Class PlaywrightDocumentLoader

java.lang.Object
dev.langchain4j.data.document.loader.playwright.PlaywrightDocumentLoader
All Implemented Interfaces:
AutoCloseable

public class PlaywrightDocumentLoader extends Object implements AutoCloseable
Utility class for loading web documents using Playwright. Returns a Document object containing the content of the Web page.
  • Method Details

    • load

      public Document load(String url)
      Loads a Document from the specified URL by fetching its HTML content.

      This method fetches the page content using pageContent(url), and then wraps it into a Document with metadata indicating the source URL.

      Parameters:
      url - the URL of the web page to load; must not be null
      Returns:
      a Document instance containing the HTML content and metadata
      Throws:
      NullPointerException - if the provided url is null
      RuntimeException - if the document fails to load due to an underlying content fetch issue
    • load

      public Document load(String url, DocumentParser documentParser)
      Loads a Document from the specified URL by fetching its HTML content and parsing it using the provided DocumentParser.

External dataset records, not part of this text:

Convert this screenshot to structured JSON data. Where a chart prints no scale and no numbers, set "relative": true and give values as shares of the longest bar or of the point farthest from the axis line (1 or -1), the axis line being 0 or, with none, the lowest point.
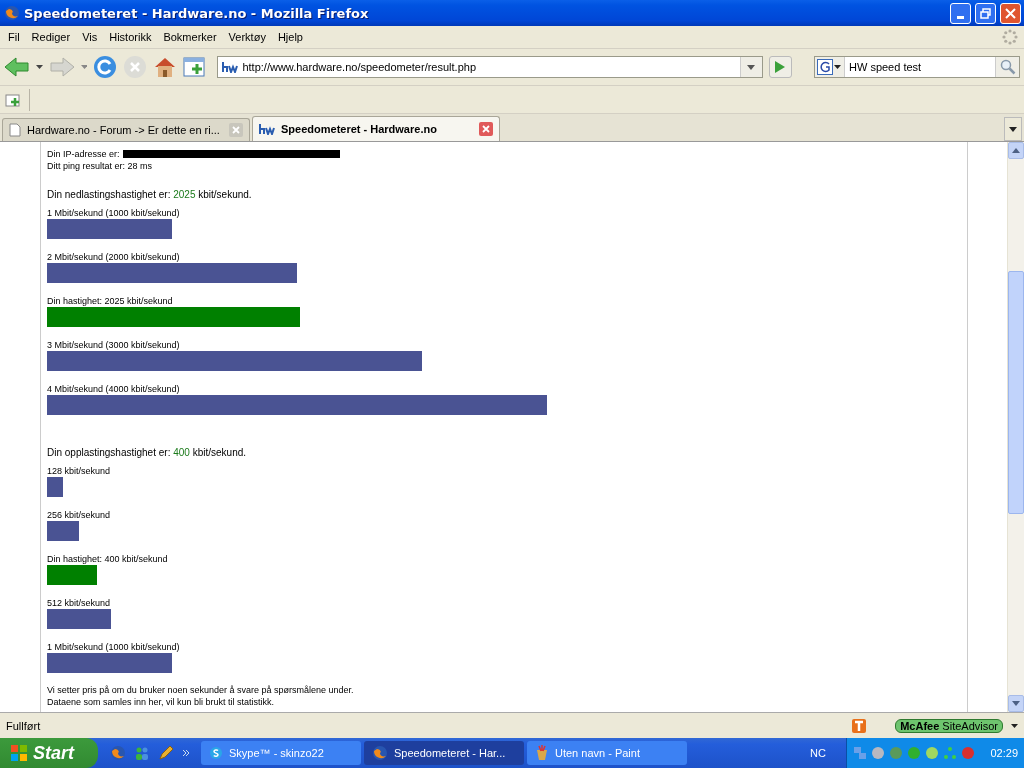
{
  "window": {
    "title": "Speedometeret - Hardware.no - Mozilla Firefox"
  },
  "menu": [
    "Fil",
    "Rediger",
    "Vis",
    "Historikk",
    "Bokmerker",
    "Verktøy",
    "Hjelp"
  ],
  "navigation": {
    "url": "http://www.hardware.no/speedometer/result.php",
    "search_value": "HW speed test"
  },
  "tabs": [
    {
      "label": "Hardware.no - Forum -> Er dette en ri...",
      "selected": false,
      "kind": "page"
    },
    {
      "label": "Speedometeret - Hardware.no",
      "selected": true,
      "kind": "site"
    }
  ],
  "page": {
    "ip_label": "Din IP-adresse er:",
    "ping": "Ditt ping resultat er: 28 ms",
    "sections": [
      {
        "label": "Din nedlastingshastighet er:",
        "value": "2025",
        "unit": "kbit/sekund.",
        "chart_data": {
          "type": "bar",
          "orientation": "horizontal",
          "relative": true,
          "categories": [
            "1 Mbit/sekund (1000 kbit/sekund)",
            "2 Mbit/sekund (2000 kbit/sekund)",
            "Din hastighet: 2025 kbit/sekund",
            "3 Mbit/sekund (3000 kbit/sekund)",
            "4 Mbit/sekund (4000 kbit/sekund)"
          ],
          "series": [
            {
              "color": "#4a5393",
              "values": [
                0.25,
                0.5,
                null,
                0.75,
                1
              ]
            },
            {
              "color": "#008000",
              "values": [
                null,
                null,
                0.506,
                null,
                null
              ]
            }
          ]
        }
      },
      {
        "label": "Din opplastingshastighet er:",
        "value": "400",
        "unit": "kbit/sekund.",
        "chart_data": {
          "type": "bar",
          "orientation": "horizontal",
          "relative": true,
          "categories": [
            "128 kbit/sekund",
            "256 kbit/sekund",
            "Din hastighet: 400 kbit/sekund",
            "512 kbit/sekund",
            "1 Mbit/sekund (1000 kbit/sekund)"
          ],
          "series": [
            {
              "color": "#4a5393",
              "values": [
                0.128,
                0.256,
                null,
                0.512,
                1
              ]
            },
            {
              "color": "#008000",
              "values": [
                null,
                null,
                0.4,
                null,
                null
              ]
            }
          ]
        }
      }
    ],
    "footer": [
      "Vi setter pris på om du bruker noen sekunder å svare på spørsmålene under.",
      "Dataene som samles inn her, vil kun bli brukt til statistikk."
    ]
  },
  "status_bar": {
    "text": "Fullført",
    "siteadvisor_brand": "McAfee",
    "siteadvisor_product": "SiteAdvisor"
  },
  "taskbar": {
    "start": "Start",
    "tasks": [
      {
        "label": "Skype™ - skinzo22",
        "kind": "skype",
        "selected": false
      },
      {
        "label": "Speedometeret - Har...",
        "kind": "browser",
        "selected": true
      },
      {
        "label": "Uten navn - Paint",
        "kind": "paint",
        "selected": false
      }
    ],
    "language": "NC",
    "clock": "02:29"
  }
}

      This method delegates content parsing to the given parser and adds the source URL to the document's metadata.

      Parameters:
      url - the URL of the web page to load; must not be null
      documentParser - the parser used to convert raw HTML content into a Document; must not be null
      Returns:
      a Document parsed from the web page content, with metadata including the URL
      Throws:
      NullPointerException - if url or documentParser is null
      RuntimeException - if the document content cannot be loaded or parsed
    • pageContent

      public String pageContent(String url)
      Loads the HTML content of a web page from the specified URL using Playwright.

      This method opens a new page in the browser, navigates to the given URL, waits for the DOM content to be fully loaded, and returns the full HTML content of the page.

      Parameters:
      url - the URL of the web page to load; must not be null
      Returns:
      the full HTML content of the page as a String
      Throws:
      NullPointerException - if the provided url is null
      RuntimeException - if the page fails to load or an unexpected error occurs during navigation
    • close

      public void close()
      Closes the underlying Browser instance.
      Specified by:
      close in interface AutoCloseable
    • builder

      public static PlaywrightDocumentLoader.Builder builder()